Position : TVA

Redressements de TVA : le Spiil confiant dans les arguments juridiques de ses adhérents

Paris, le 5 novembre 2015. - Le Syndicat de la presse indépendante d’Information en ligne (Spiil) apprend simultanément la décision de mise en recouvrement par l’administration fiscale des sommes importantes qu’elle réclame à Indigo Publications et Mediapart et le rejet par le Tribunal Administratif de Paris du recours d’Arrêt sur Images
 
Le Spiil est confiant dans les arguments juridiques développés depuis plusieurs années par lui-même et les trois éditeurs concernés. Le Spiil et ses adhérents qui ont accepté de prendre le risque de contester la position de l’administration fiscale l’ont fait sur la base d’un argumentaire juridique solide. À aucun moment, ils ne sauraient s’être mis « hors-la-loi », comme l’accusation leur en a parfois été faite. 
 
Sur le fond, les éditeurs faisaient face, jusqu’en février 2014, à une incohérence du droit français. En effet, depuis le vote de la loi du 1er août 1986, et a fortiori depuis la loi du 12 juin 2009, la presse en ligne est soumise au droit de la presse, comme la presse imprimée. Mais, jusqu'en février 2014, le législateur n'en avait pas tiré les conséquences en droit fiscal, qui était donc en contradiction avec le principe de neutralité fiscale.
 
Sur la méthode, le Spiil regrette que les arguments avancés par les contribuables incriminés n’aient pas reçu de réponses de l’administration. Celle-ci les a rejetés sans réel débat contradictoire et en contradiction avec la charte du contribuable, qui stipule pourtant que « la réponse du vérificateur aux observations du contribuable doit être motivée et complète ». 
 
Le Spiil dénonce l’opacité des décisions prises. La procédure est manifestement pilotée par de hauts fonctionnaires de la Direction générale des finances publiques qui imposent aux brigades locales de contrôle leurs décisions.

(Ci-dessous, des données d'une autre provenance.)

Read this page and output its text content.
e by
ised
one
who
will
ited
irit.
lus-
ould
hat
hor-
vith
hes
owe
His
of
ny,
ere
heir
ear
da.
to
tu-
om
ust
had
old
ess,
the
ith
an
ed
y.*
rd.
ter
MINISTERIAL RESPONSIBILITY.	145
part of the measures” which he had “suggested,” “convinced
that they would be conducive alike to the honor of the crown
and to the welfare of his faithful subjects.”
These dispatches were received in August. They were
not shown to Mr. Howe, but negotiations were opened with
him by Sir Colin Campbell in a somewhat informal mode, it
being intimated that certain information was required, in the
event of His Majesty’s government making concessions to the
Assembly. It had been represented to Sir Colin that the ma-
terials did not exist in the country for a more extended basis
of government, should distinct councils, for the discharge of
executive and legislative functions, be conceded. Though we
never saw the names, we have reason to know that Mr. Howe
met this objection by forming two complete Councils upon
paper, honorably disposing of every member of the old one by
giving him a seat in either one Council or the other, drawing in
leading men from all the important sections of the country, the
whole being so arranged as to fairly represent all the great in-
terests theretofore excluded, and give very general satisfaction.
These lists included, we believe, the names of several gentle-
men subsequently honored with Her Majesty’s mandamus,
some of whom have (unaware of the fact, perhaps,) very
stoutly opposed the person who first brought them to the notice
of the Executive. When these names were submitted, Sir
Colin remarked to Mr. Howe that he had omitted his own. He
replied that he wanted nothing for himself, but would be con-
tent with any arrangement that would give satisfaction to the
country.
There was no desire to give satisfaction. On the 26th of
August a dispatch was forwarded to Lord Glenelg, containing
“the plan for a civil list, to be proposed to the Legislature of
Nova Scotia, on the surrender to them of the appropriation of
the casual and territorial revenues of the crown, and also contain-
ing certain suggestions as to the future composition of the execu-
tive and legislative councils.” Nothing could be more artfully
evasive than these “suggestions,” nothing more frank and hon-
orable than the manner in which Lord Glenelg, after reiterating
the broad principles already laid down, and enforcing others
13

Ces hauts fonctionnaires restent anonymes, alors que l’anonymat des agents publics est levé depuis un décret de 1983.
 
Le Spiil s’insurge contre la décision de l’administration fiscale d’appliquer à Indigo Publications et Mediapart une pénalité pour « manquement délibéré » de 40 %. Il faut rappeler que l’application à partir de 2011 du taux de TVA de la presse imprimée (2,10 %) à la presse numérique correspond à une décision défendue et assumée en toute transparence par le Spiil, qui en a informé officiellement les différentes administrations ainsi que les pouvoirs politiques qui se sont succédé, et a fait plusieurs déclarations publiques à ce sujet. 
 
Si, tout juste deux mois après la notification des contrôles à Mediapart et Indigo Publications, par voie d’huissier, la veille de Noël 2013, le Parlement, à l’unanimité de ses représentants, a décidé de légiférer pour qu’à compter du 1er février 2014, la TVA de 2,10 % s’applique aussi à la presse numérique, c’est bien que la position adoptée jusque-là par l’administration fiscale était juridiquement fragile, et qu’il était devenu urgent pour la représentation nationale de trancher la question en mettant fin à un débat juridique qui durait depuis plusieurs années.
 
Faut-il souligner que ce vote unanime a « libéré », non seulement les acteurs de la presse numérique, mais aussi la totalité de la presse imprimée. Celle-ci a depuis augmenté massivement ses investissements dans des développements numériques et a largement basculé d’un modèle en ligne gratuit basé sur la seule publicité à un modèle payant. 
 
Le Spiil regrette que, malgré la manifestation très claire de la volonté du législateur, l’administration fiscale ait décidé de poursuivre un combat d’arrière-garde — il n’existe plus d’enjeu pour l’avenir — en sanctionnant lourdement des éditeurs innovants et courageux, qui ont « osé » remettre en cause un dogme administratif désuet, au bénéfice de la liberté de l’information et du pluralisme de la presse, dans son ensemble.
 
La position de la DGFiP est d’autant plus saugrenue, qu’au même moment, la loi de février 2014 qui aligne les taux de TVA de la presse imprimée et de la presse numérique est attaquée par la Commission européenne. Or, pour se défendre, le gouvernement français avance exactement les mêmes arguments de droit que ceux que le Spiil et ses adhérents opposent à la DGFiP, notamment les principes de neutralité fiscale et de neutralité technologique.
 
Ainsi qu’il l’avait fait dans une lettre ouverte au président François Hollande le 26 février 2013, le Spiil rappelle qu’il s’associera aux recours que ses adhérents feront devant les juridictions compétentes : tribunal administratif, Conseil constitutionnel, Cour de justice de l’Union européenne (CJUE).